Energy will be the dominant issue of the next decade, 2010 to 2019. How to pay for all of the alta cocker's (that is a technical term for senior citizen, something that I am not as far from as I would like to be) dragging a prostate behind them (I know a thing or two about BPH), will be the dominant societal issue after 2020.
"The 2020s for most of the developed world will be an era of fiscal crisis, with a real long-term stagnation in economic growth and ugly political battles over old-age benefits cuts," said Richard Jackson, director of the Global Aging Initiative at the Washington-based Center for Strategic and International Studies.
"In emerging countries like China, they will face the real prospect of a humanitarian aging crisis," he said.
(and from the same article)
In the U.S., immigration of younger residents has helped slow aging of the total population.

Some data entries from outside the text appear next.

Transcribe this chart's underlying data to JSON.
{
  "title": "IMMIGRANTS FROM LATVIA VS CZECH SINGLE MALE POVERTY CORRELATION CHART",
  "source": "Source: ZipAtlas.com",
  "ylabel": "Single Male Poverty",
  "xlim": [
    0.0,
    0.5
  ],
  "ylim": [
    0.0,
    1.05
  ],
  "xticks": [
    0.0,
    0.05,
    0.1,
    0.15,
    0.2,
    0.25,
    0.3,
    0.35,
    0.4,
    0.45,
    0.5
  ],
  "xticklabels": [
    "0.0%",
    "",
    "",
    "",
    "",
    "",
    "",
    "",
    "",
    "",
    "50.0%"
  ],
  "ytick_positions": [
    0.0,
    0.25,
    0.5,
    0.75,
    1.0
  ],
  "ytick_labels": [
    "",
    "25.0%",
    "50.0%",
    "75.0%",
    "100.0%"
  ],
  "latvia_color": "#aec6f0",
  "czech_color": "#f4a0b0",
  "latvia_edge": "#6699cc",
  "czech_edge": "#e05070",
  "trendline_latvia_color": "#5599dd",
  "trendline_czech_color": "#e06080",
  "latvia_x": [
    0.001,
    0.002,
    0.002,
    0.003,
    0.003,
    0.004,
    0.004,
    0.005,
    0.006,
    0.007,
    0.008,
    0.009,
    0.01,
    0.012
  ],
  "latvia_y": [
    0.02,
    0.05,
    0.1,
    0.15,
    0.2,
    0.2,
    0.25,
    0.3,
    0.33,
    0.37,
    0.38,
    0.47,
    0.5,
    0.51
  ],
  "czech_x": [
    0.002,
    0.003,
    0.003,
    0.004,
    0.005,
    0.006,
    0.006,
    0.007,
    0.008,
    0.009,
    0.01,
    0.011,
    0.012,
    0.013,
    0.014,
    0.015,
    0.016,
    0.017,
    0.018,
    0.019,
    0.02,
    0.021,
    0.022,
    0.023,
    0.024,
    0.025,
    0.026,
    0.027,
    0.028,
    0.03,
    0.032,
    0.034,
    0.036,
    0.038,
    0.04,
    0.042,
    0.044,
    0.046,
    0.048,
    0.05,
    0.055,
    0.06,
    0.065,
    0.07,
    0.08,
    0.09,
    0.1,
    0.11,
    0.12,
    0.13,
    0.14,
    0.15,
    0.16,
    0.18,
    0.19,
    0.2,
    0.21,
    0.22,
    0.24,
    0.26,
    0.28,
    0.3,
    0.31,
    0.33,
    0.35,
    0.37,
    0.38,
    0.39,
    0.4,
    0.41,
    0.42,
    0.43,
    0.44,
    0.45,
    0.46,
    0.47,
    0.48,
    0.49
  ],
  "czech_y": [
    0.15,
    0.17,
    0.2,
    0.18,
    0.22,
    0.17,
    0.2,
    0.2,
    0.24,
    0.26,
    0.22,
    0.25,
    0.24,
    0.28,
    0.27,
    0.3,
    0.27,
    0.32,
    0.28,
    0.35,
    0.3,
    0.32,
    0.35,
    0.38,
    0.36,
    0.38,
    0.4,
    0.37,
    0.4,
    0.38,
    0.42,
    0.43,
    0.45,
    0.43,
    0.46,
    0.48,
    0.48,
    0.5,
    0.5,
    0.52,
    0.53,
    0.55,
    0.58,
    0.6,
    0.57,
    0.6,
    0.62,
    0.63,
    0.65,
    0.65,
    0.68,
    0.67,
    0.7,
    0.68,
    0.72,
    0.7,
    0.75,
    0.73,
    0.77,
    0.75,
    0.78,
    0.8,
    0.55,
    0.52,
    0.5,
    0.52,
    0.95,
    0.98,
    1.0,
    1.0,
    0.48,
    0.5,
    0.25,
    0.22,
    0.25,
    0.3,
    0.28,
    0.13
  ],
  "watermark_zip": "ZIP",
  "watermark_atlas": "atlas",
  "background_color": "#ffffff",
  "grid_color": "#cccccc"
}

Still, Medicare is projected to become insolvent by 2017, and President Barack Obama has said that overhauling Social Security and Medicare is critical. In making reforms, Obama and a Democratic-controlled Congress risk alienating a 65-and-older voting group by cutting benefits or their younger generation by raising payroll taxes.Talk about your uncanny grasp of the obvious...
"As they age, boomer support on issues like Medicare and retirement security will be just as key for continued Democratic success as the party's hold on younger minority voters," said William H. Frey, a demographer at Brookings Institution, citing higher voting rates among seniors who could prove important in key states such as Ohio, Pennsylvania and Missouri.
A serious decline in imported Oil into the U.S. at a time when largest slice of the American pulation will be the aged - and given our propensity for obesity - decrepit and infirm, does not bode well for the economy. For those of you who think we will simply open the immigration spigot... The human migration pattern since the beginning of time has been one in which people migrate to follow resources, and the most important resource they have been following into the U.S. has been Oil (first domestically produced and then imported)... and that is now trailing off.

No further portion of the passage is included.